In March 2011, the Broadcasting Standards Authority (BSA) upheld a complaint against Close Up for breaching standards of good taste, decency, and children’s interests in an August 2010 broadcast featuring pornographic actress Nina Hartley. The segment included sexually explicit clips from Hartley’s adult films—such as simulated sex acts and visible nudity—aired during family viewing time with only a brief viewer warning. While TVNZ had acknowledged the breach and apologised, the BSA found its response insufficient given the seriousness of the content, which it said exceeded acceptable limits for 7pm current affairs programming. The Authority ordered TVNZ to broadcast a summary of the decision and pay $3,000 in costs to the Crown.
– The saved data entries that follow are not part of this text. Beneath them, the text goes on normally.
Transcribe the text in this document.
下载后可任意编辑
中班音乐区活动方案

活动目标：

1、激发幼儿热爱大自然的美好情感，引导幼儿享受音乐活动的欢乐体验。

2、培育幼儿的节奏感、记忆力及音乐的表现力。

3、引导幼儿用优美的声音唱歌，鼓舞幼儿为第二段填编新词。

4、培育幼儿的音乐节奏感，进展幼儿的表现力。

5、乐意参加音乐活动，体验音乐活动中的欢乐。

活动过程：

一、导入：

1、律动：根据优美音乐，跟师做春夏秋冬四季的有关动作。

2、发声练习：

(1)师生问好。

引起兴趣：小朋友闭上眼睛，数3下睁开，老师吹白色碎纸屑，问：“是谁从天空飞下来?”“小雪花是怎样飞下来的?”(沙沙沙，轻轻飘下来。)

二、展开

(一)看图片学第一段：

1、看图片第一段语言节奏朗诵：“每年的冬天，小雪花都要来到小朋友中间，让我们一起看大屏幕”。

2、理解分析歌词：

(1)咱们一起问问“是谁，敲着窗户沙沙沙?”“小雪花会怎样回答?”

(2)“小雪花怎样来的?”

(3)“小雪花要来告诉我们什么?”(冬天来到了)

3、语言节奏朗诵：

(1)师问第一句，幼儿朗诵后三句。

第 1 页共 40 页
In May 2014, the BSA upheld a complaint by a New Zealand doctor who was the subject of a 2012 Close Up broadcast investigating his unapproved stem cell treatments for multiple sclerosis. The programme included covert footage filmed during a patient consultation, which the Authority found breached the doctor’s privacy and treated him unfairly. The doctor was not given a reasonable opportunity to respond before the broadcast, and the raw footage was destroyed, undermining TVNZ’s ability to justify the use of a hidden camera on public interest grounds. The BSA ordered TVNZ to pay $5,500 in legal costs to the complainant.